At that point, the first timing restriction, the 45-day rule for identification, begins. The investor must either close on or identify in writing a potential replacement property within 45 days from the closing and transfer of the original property. The time period is not negotiable and includes weekends and holidays, and the IRS will not make exceptions. If the investor exceeds the time limit, the entire exchange can be disqualified, and taxes are sure to follow.
The investor can either identify three properties without regard to their fair market value or a larger number of properties so long as their aggregate fair market value at the end of the identification period does not exceed 200% of the aggregate fair market value of the relinquished property as of the transfer date.
If the three-property rule and the 200% rule are exceeded, the exchange will not fail if the taxpayer purchases identified replacement properties whose fair market value is 95% or more of the aggregate fair market value of all identified replacement properties.
Realistically, most investors follow the three-property rule so they can complete due diligence and select the property that works best for them and that will close. Generally, the goal is to trade up to avoid the transfer of "boot" and keep the exchange tax-free.
"Boot" is money from—or the fair market value of—any non-like-kind property that is received by the taxpayer through the exchange. Boot could be cash, a reduction in debt, or the use of sale proceeds for costs at closing that are not considered to be valid closing expenses. The rules governing boot in an exchange are complex, and without expert advice, an investor can inadvertently receive boot and end up owing taxes.
Buying the Replacement Property
Once a replacement property is selected, the taxpayer has 180 days from the date the relinquished property was transferred to the buyer to close on the new replacement property. However, if the due date for the investor's tax return, with any extensions, for the tax year in which the relinquished property was sold is earlier than the 180-day period, then the exchange must be completed by that earlier date.

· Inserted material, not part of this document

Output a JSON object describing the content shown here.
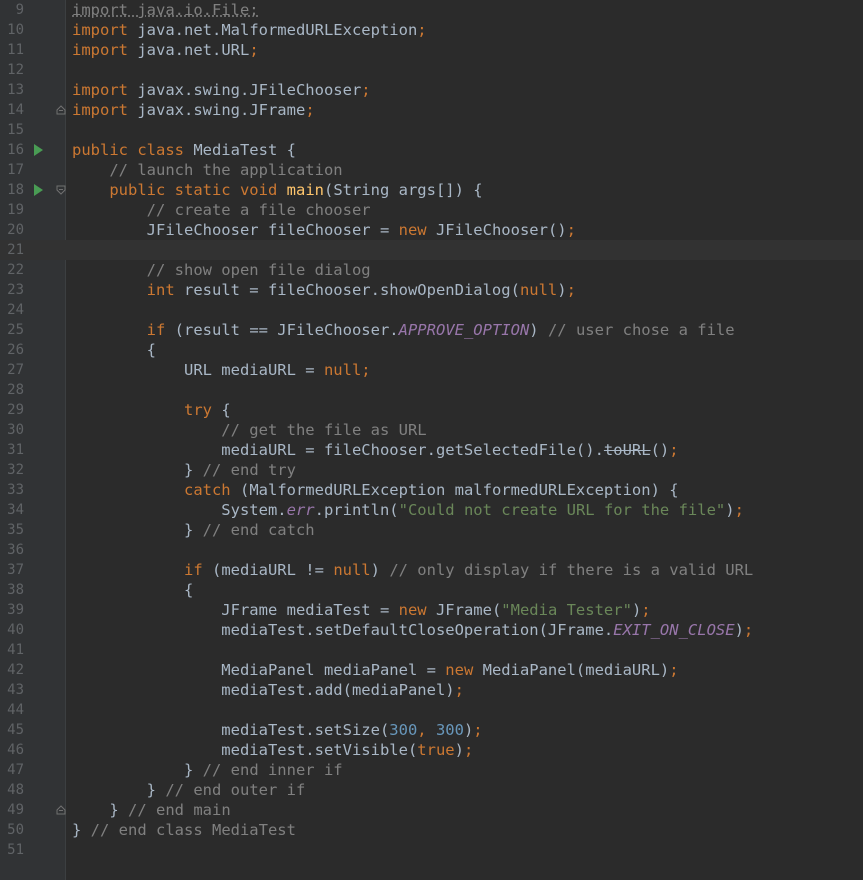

Because there are no extensions or exceptions to this rule, it is advisable to schedule the closing for the replacement property prior to the deadline.
Since the law requires that the investor not touch the proceeds from the first transaction, the qualified intermediary acquires the replacement property from the seller at closing and transfers it to the investor after the transaction is completed.
By C. Grant Conness, President, 1031 Alternatives Group
At the time of writing, Elizabeth Weintraub, CalBRE #00697006, is a Broker-Associate at Lyon Real Estate in Sacramento, California.
Frequently Asked Questions (FAQs)
What is a reverse 1031 tax-deferred exchange?
A reverse 1031 tax-deferred exchange is essentially the same transaction described above. The only difference that makes it a "reverse" tax-deferred exchange is that the second investment property is purchased before the sale of the first property.
What is taxable in a tax-deferred exchange?
The 1031 tax-deferred exchange strategy only defers taxes—it doesn't help you dodge them altogether. Everything that would normally be taxable is still taxable under a tax-deferred exchange. The only difference is that the taxes won't be paid in the year of the sale.